At the time of Katrina, I was entrenched in my fourth year of college. I had just pledged the semester before, and we were planning the annual Miss Black & Gold Pageant. I was busy with schoolwork and retaking some classes that I may or may not have fallen asleep in during the previous semester due to aforementioned alleged activities that may or may not have taken place that Spring. I was preoccupied. But that’s no excuse.
Maybe it’s due to an innocence about this country that I lost during the Trayvon Martin ordeal (or Mike Brown or Tamir Rice or John Crawford or Sean Bell or…). But as I hear stories now, I realize that Trayvon should not have been when I lost my innocence; it should have been Katrina. I feel an emptiness now where I know that outrage should have been. I missed it.

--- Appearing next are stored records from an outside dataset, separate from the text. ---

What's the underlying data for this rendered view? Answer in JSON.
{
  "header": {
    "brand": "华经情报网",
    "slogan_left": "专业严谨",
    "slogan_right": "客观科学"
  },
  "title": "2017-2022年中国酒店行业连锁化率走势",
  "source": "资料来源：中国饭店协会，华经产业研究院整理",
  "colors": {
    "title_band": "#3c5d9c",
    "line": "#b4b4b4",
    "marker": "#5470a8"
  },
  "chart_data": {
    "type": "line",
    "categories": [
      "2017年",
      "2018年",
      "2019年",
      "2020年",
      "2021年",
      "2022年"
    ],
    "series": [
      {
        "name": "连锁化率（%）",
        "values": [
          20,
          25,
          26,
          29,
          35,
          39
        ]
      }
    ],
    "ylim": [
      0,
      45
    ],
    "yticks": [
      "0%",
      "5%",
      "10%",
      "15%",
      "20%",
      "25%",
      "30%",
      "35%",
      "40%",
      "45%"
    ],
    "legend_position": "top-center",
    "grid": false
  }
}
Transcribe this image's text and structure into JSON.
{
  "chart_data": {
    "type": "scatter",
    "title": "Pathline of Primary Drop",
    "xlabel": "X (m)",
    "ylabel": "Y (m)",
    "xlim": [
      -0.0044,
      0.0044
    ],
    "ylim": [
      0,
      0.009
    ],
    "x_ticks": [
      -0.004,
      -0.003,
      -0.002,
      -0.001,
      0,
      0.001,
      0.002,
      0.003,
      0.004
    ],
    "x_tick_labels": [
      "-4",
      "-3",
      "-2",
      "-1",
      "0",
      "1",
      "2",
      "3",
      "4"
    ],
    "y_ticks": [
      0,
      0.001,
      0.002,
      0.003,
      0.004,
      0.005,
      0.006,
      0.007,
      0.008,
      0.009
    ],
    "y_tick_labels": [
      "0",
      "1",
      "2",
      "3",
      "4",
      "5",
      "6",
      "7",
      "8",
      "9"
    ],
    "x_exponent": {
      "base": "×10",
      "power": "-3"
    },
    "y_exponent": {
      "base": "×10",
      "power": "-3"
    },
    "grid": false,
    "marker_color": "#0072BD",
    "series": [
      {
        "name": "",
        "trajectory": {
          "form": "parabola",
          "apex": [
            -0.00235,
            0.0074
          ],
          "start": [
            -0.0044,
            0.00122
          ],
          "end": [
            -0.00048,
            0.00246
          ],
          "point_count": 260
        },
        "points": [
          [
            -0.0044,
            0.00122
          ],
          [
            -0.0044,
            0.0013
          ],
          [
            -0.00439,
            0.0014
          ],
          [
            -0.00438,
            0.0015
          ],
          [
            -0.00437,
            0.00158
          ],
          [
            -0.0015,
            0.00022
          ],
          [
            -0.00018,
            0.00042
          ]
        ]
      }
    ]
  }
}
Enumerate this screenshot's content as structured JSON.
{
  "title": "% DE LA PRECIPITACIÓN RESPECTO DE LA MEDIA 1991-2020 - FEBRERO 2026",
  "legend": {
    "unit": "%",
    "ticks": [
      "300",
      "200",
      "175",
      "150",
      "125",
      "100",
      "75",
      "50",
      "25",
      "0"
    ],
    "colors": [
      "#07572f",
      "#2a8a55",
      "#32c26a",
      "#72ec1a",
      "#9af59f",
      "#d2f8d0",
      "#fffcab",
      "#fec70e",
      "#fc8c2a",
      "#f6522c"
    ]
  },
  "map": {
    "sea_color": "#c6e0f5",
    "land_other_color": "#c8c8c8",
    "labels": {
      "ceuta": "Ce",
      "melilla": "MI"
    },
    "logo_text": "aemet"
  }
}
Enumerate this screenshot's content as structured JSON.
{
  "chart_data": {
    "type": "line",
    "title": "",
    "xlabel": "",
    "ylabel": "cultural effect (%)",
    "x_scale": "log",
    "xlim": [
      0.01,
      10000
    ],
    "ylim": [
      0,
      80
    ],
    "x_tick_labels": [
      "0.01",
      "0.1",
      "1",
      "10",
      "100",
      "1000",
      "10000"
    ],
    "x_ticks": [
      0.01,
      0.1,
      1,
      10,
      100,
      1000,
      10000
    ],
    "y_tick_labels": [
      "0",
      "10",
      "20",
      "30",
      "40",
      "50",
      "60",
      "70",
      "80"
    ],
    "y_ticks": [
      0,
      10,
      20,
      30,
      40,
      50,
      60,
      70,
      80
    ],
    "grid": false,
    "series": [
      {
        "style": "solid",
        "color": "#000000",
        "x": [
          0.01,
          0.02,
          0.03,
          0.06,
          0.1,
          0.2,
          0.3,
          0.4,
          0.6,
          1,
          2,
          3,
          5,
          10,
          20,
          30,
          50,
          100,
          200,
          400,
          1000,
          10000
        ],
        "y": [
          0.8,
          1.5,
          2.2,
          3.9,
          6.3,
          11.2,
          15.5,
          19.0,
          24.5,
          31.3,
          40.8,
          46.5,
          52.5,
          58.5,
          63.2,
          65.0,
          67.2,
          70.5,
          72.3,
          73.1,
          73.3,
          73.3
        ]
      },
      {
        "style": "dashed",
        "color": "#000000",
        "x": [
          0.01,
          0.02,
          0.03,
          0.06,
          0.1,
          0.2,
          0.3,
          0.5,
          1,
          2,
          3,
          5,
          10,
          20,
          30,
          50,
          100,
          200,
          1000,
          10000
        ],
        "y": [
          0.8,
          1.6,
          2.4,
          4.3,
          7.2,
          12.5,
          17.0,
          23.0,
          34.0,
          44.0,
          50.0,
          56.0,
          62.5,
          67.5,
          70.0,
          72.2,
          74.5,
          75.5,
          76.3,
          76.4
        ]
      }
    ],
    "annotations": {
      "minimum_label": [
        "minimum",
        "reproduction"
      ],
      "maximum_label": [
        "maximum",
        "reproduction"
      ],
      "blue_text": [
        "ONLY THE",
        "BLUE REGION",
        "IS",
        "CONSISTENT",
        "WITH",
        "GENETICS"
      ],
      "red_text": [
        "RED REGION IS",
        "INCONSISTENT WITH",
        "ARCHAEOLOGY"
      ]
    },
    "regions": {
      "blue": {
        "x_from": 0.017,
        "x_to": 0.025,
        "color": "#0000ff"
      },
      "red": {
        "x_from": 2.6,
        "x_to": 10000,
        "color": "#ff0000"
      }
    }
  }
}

So I’ve taken it upon myself to learn as much as I can. I’ll start doing that by reading The Great Deluge by Douglas Brinkley. I’m not sure what my goal is. All I know is that I feel empty knowing that I wasn’t outraged at the time. And I feel like I wasn’t outraged at the time because I could not fathom the magnitude of this disaster, nor could I really grasp its real cost. I mean, I got that it would cost a lot economically to rebuild the city and clean it up, but I had never thought about the family histories lost in pictures and heirlooms. I had never thought about the true desperation that people must have felt as they did all they could just to survive. On top of that, I couldn’t ever imagine that any group of people in the United States could stand in the face of the federal government and have their needs ignored…
I don’t know, I need to know more. Beyond what I could hear on CNN. I need to hear more real stories from real people. And I’ll start with Douglas Brinkley. Maybe I’ll write about everything I learn when I’m done, but I won’t promise you that. Time will tell.